Hormones are the body’s text messages — tiny chemical messengers that travel through your bloodstream, delivering instructions to your organs, tissues, and cells. They regulate everything from your sleep to your mood, metabolism to fertility. When they’re in balance, you feel energised, clear-headed, and emotionally steady. When they’re not, life can feel like a rollercoaster you didn’t sign up for.

Yet, most of us never learned the basics of our hormonal health.
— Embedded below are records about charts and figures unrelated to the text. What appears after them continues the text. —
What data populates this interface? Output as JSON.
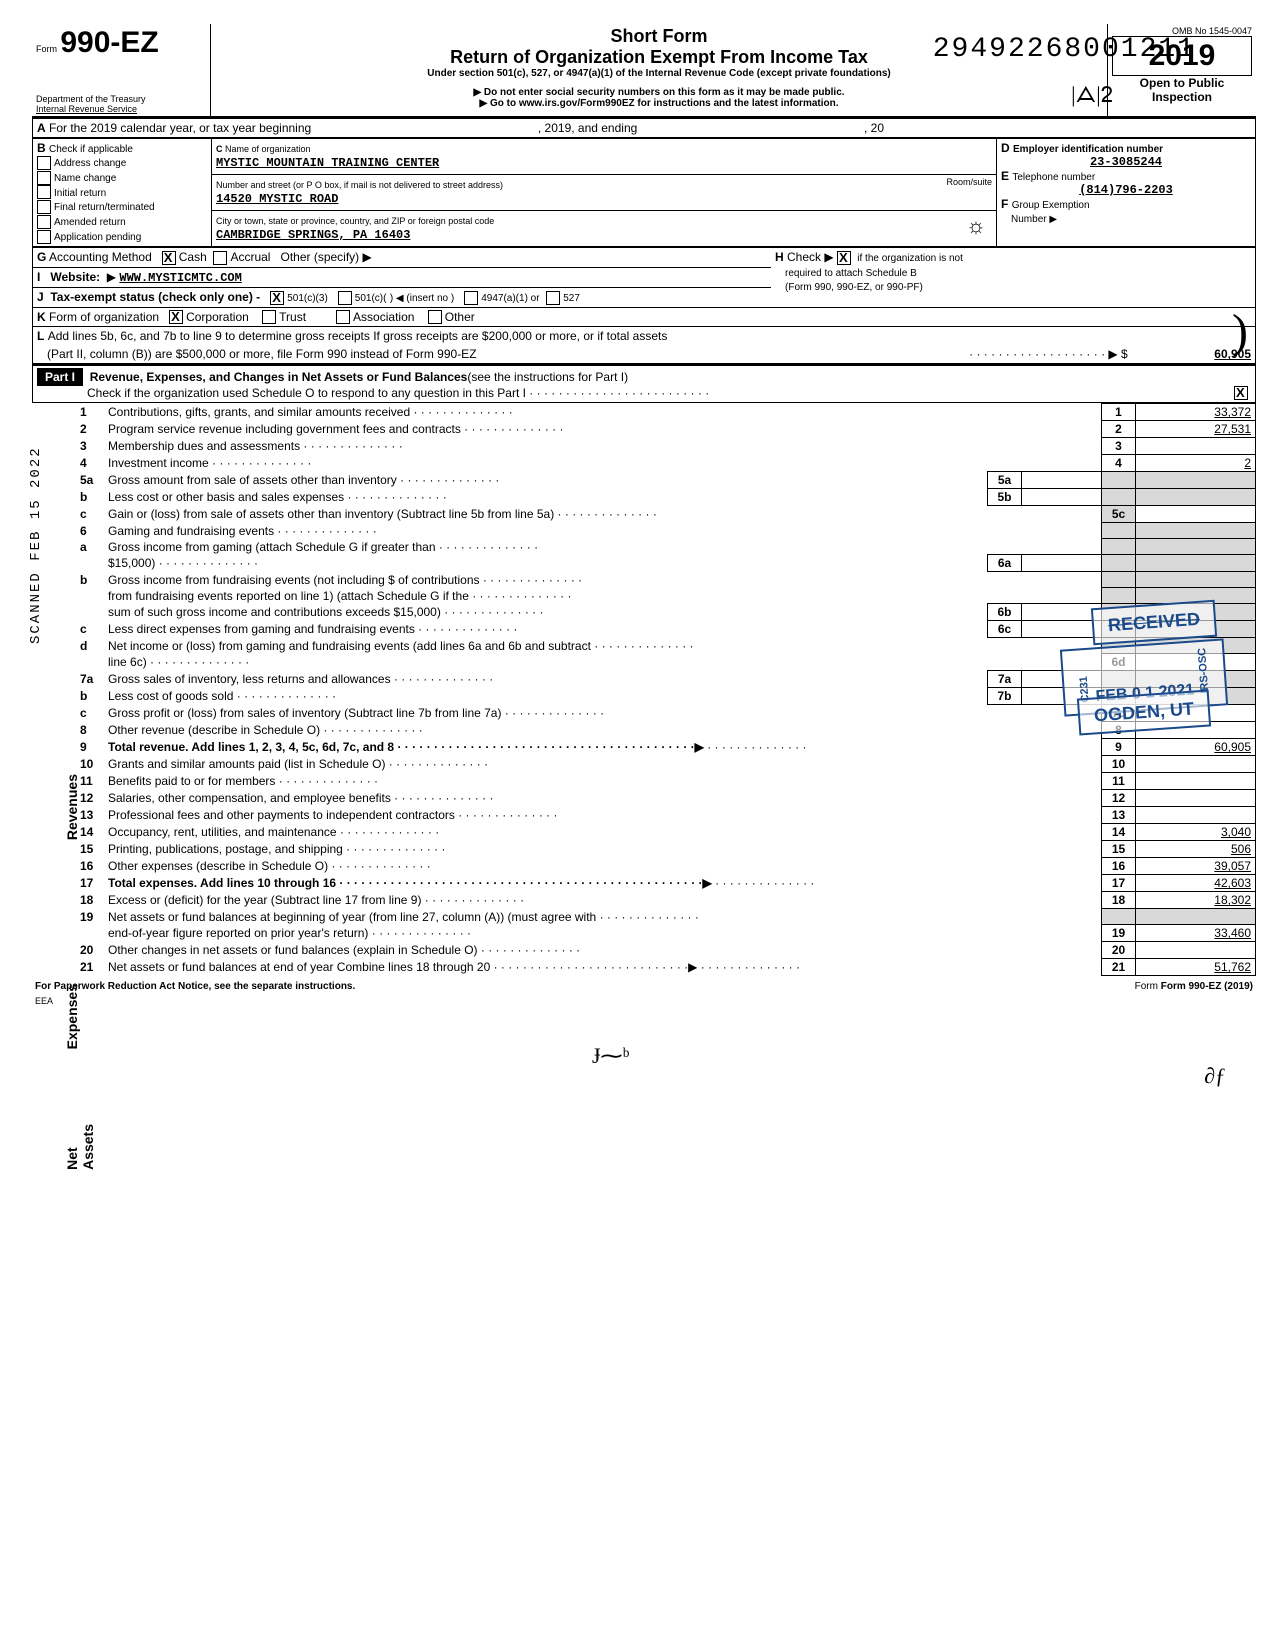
{
  "dln": "29492268001211",
  "header": {
    "form_no_label": "Form",
    "form_no": "990-EZ",
    "title1": "Short Form",
    "title2": "Return of Organization Exempt From Income Tax",
    "subtitle": "Under section 501(c), 527, or 4947(a)(1) of the Internal Revenue Code (except private foundations)",
    "warn1": "Do not enter social security numbers on this form as it may be made public.",
    "warn2": "Go to www.irs.gov/Form990EZ for instructions and the latest information.",
    "dept": "Department of the Treasury",
    "irs": "Internal Revenue Service",
    "omb": "OMB No  1545-0047",
    "year": "2019",
    "open": "Open to Public",
    "inspect": "Inspection"
  },
  "sectionA": {
    "lineA": "For the 2019 calendar year, or tax year beginning",
    "lineA_mid": ", 2019, and ending",
    "lineA_end": ", 20",
    "B_label": "Check if applicable",
    "B_items": [
      "Address change",
      "Name change",
      "Initial return",
      "Final return/terminated",
      "Amended return",
      "Application pending"
    ],
    "C_label": "Name of organization",
    "C_value": "MYSTIC MOUNTAIN TRAINING CENTER",
    "addr_label": "Number and street (or P O box, if mail is not delivered to street address)",
    "addr_value": "14520 MYSTIC ROAD",
    "room_label": "Room/suite",
    "city_label": "City or town, state or province, country, and ZIP or foreign postal code",
    "city_value": "CAMBRIDGE SPRINGS, PA 16403",
    "D_label": "Employer identification number",
    "D_value": "23-3085244",
    "E_label": "Telephone number",
    "E_value": "(814)796-2203",
    "F_label": "Group Exemption",
    "F_label2": "Number  ▶",
    "G_label": "Accounting Method",
    "G_cash": "Cash",
    "G_accrual": "Accrual",
    "G_other": "Other (specify) ▶",
    "H_label": "Check ▶",
    "H_text": "if the organization is not",
    "H_text2": "required to attach Schedule B",
    "H_text3": "(Form 990, 990-EZ, or 990-PF)",
    "I_label": "Website:",
    "I_value": "WWW.MYSTICMTC.COM",
    "J_label": "Tax-exempt status (check only one) -",
    "J_1": "501(c)(3)",
    "J_2": "501(c)(",
    "J_3": ") ◀ (insert no )",
    "J_4": "4947(a)(1) or",
    "J_5": "527",
    "K_label": "Form of organization",
    "K_1": "Corporation",
    "K_2": "Trust",
    "K_3": "Association",
    "K_4": "Other",
    "L_text": "Add lines 5b, 6c, and 7b to line 9 to determine gross receipts  If gross receipts are $200,000 or more, or if total assets",
    "L_text2": "(Part II, column (B)) are $500,000 or more, file Form 990 instead of Form 990-EZ",
    "L_arrow": "· · · · · · · · · · · · · · · · · · · ▶ $",
    "L_value": "60,905"
  },
  "part1": {
    "label": "Part I",
    "title": "Revenue, Expenses, and Changes in Net Assets or Fund Balances",
    "paren": "(see the instructions for Part I)",
    "check_line": "Check if the organization used Schedule O to respond to any question in this Part I   · · · · · · · · · · · · · · · · · · · · · · · · ·"
  },
  "lines": [
    {
      "n": "1",
      "label": "Contributions, gifts, grants, and similar amounts received",
      "num": "1",
      "val": "33,372"
    },
    {
      "n": "2",
      "label": "Program service revenue including government fees and contracts",
      "num": "2",
      "val": "27,531"
    },
    {
      "n": "3",
      "label": "Membership dues and assessments",
      "num": "3",
      "val": ""
    },
    {
      "n": "4",
      "label": "Investment income",
      "num": "4",
      "val": "2"
    },
    {
      "n": "5a",
      "label": "Gross amount from sale of assets other than inventory",
      "sub": "5a",
      "subval": ""
    },
    {
      "n": "b",
      "label": "Less  cost or other basis and sales expenses",
      "sub": "5b",
      "subval": ""
    },
    {
      "n": "c",
      "label": "Gain or (loss) from sale of assets other than inventory (Subtract line 5b from line 5a)",
      "num": "5c",
      "val": "",
      "grey": true
    },
    {
      "n": "6",
      "label": "Gaming and fundraising events",
      "plain": true
    },
    {
      "n": "a",
      "label": "Gross income from gaming (attach Schedule G if greater than",
      "plain": true
    },
    {
      "n": "",
      "label": "$15,000)",
      "sub": "6a",
      "subval": ""
    },
    {
      "n": "b",
      "label": "Gross income from fundraising events (not including    $                            of contributions",
      "plain": true
    },
    {
      "n": "",
      "label": "from fundraising events reported on line 1) (attach Schedule G if the",
      "plain": true
    },
    {
      "n": "",
      "label": "sum of such gross income and contributions exceeds $15,000)",
      "sub": "6b",
      "subval": ""
    },
    {
      "n": "c",
      "label": "Less  direct expenses from gaming and fundraising events",
      "sub": "6c",
      "subval": ""
    },
    {
      "n": "d",
      "label": "Net income or (loss) from gaming and fundraising events (add lines 6a and 6b and subtract",
      "plain": true
    },
    {
      "n": "",
      "label": "line 6c)",
      "num": "6d",
      "val": ""
    },
    {
      "n": "7a",
      "label": "Gross sales of inventory, less returns and allowances",
      "sub": "7a",
      "subval": ""
    },
    {
      "n": "b",
      "label": "Less  cost of goods sold",
      "sub": "7b",
      "subval": ""
    },
    {
      "n": "c",
      "label": "Gross profit or (loss) from sales of inventory (Subtract line 7b from line 7a)",
      "num": "7c",
      "val": ""
    },
    {
      "n": "8",
      "label": "Other revenue (describe in Schedule O)",
      "num": "8",
      "val": ""
    },
    {
      "n": "9",
      "label": "Total revenue.  Add lines 1, 2, 3, 4, 5c, 6d, 7c, and 8   · · · · · · · · · · · · · · · · · · · · · · · · · · · · · · · · · · · · · · · · ·▶",
      "num": "9",
      "val": "60,905",
      "bold": true
    },
    {
      "n": "10",
      "label": "Grants and similar amounts paid (list in Schedule O)",
      "num": "10",
      "val": ""
    },
    {
      "n": "11",
      "label": "Benefits paid to or for members",
      "num": "11",
      "val": ""
    },
    {
      "n": "12",
      "label": "Salaries, other compensation, and employee benefits",
      "num": "12",
      "val": ""
    },
    {
      "n": "13",
      "label": "Professional fees and other payments to independent contractors",
      "num": "13",
      "val": ""
    },
    {
      "n": "14",
      "label": "Occupancy, rent, utilities, and maintenance",
      "num": "14",
      "val": "3,040"
    },
    {
      "n": "15",
      "label": "Printing, publications, postage, and shipping",
      "num": "15",
      "val": "506"
    },
    {
      "n": "16",
      "label": "Other expenses (describe in Schedule O)",
      "num": "16",
      "val": "39,057"
    },
    {
      "n": "17",
      "label": "Total expenses.  Add lines 10 through 16 · · · · · · · · · · · · · · · · · · · · · · · · · · · · · · · · · · · · · · · · · · · · · · · · · ·▶",
      "num": "17",
      "val": "42,603",
      "bold": true
    },
    {
      "n": "18",
      "label": "Excess or (deficit) for the year (Subtract line 17 from line 9)",
      "num": "18",
      "val": "18,302"
    },
    {
      "n": "19",
      "label": "Net assets or fund balances at beginning of year (from line 27, column (A)) (must agree with",
      "plain": true
    },
    {
      "n": "",
      "label": "end-of-year figure reported on prior year's return)",
      "num": "19",
      "val": "33,460"
    },
    {
      "n": "20",
      "label": "Other changes in net assets or fund balances (explain in Schedule O)",
      "num": "20",
      "val": ""
    },
    {
      "n": "21",
      "label": "Net assets or fund balances at end of year  Combine lines 18 through 20  · · · · · · · · · · · · · · · · · · · · · · · · · · ·▶",
      "num": "21",
      "val": "51,762"
    }
  ],
  "footer": {
    "left": "For Paperwork Reduction Act Notice, see the separate instructions.",
    "eea": "EEA",
    "right": "Form 990-EZ (2019)"
  },
  "stamps": {
    "received": "RECEIVED",
    "date_prefix": "C231",
    "date": "FEB 0 1 2021",
    "irs_osc": "IRS-OSC",
    "ogden": "OGDEN, UT"
  },
  "scan_side": "SCANNED FEB 15 2022",
  "side_rev": "Revenues",
  "side_exp": "Expenses",
  "side_na": "Net Assets",
  "annotations": {
    "top_initials": "|ᗋ|ᒿ",
    "scribble_1": "☼",
    "checkmark": "✓",
    "bracket": ")",
    "bottom_sig": "Ɉ⁓ᵇ",
    "bottom_init": "∂ƒ"
  },
  "colors": {
    "stamp": "#1a4a8a",
    "grey": "#d9d9d9"
  }
}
Here’s a simple guide to the key players and how they work together.

The main hormonal systems

1. Reproductive hormones

  • Estrogen: Often called the “feminine” hormone, estrogen influences your menstrual cycle, bone health, skin elasticity, and mood.
  • Progesterone: Calming and balancing, it helps prepare the body for pregnancy and supports better sleep.
  • Testosterone: Yes, women have it too — it supports muscle strength, bone density, and libido.

2. Stress hormones

  • Cortisol: Produced by your adrenal glands, cortisol helps you respond to stress. In short bursts, it’s essential. In excess, it can disrupt sleep, digestion, and immune function.
  • Adrenaline: Your quick-response hormone, kicking in during emergencies or intense activity.

3. Metabolic hormones

  • Insulin: Helps your body absorb glucose (sugar) from the blood into your cells for energy.
  • Thyroid hormones (T3 & T4): Regulate your metabolism, energy, and even mood.

 4. Feel-good hormones

  • Serotonin: Supports mood stability and gut health.
  • Dopamine: Associated with motivation, reward, and focus.
  • Oxytocin: The “love” hormone, released during touch, bonding, and connection.

How they work together?

Your hormones operate in an interconnected network — if one is out of balance, others often compensate. For example, chronic stress (high cortisol) can lower progesterone, leading to cycle changes, poor sleep, and mood shifts. Blood sugar swings can affect energy and cravings, which in turn influence cortisol and insulin.

Simple ways to support hormonal balance

  • Eat balanced meals with protein, healthy fats, and fibre to keep blood sugar stable.
  • Prioritise sleep — most hormonal repair happens overnight.
  • Manage stress with practices like yoga, breathwork, or walks outdoors.
  • Limit exposure to hormone disruptors like plastics, certain beauty products, and highly processed foods.
  • Move regularly — both strength training and gentle movement benefit hormones.

Hormones aren’t just about periods or fertility — they’re the foundation for how you feel, think, and function every day. Understanding them is the first step in supporting your health from the inside out.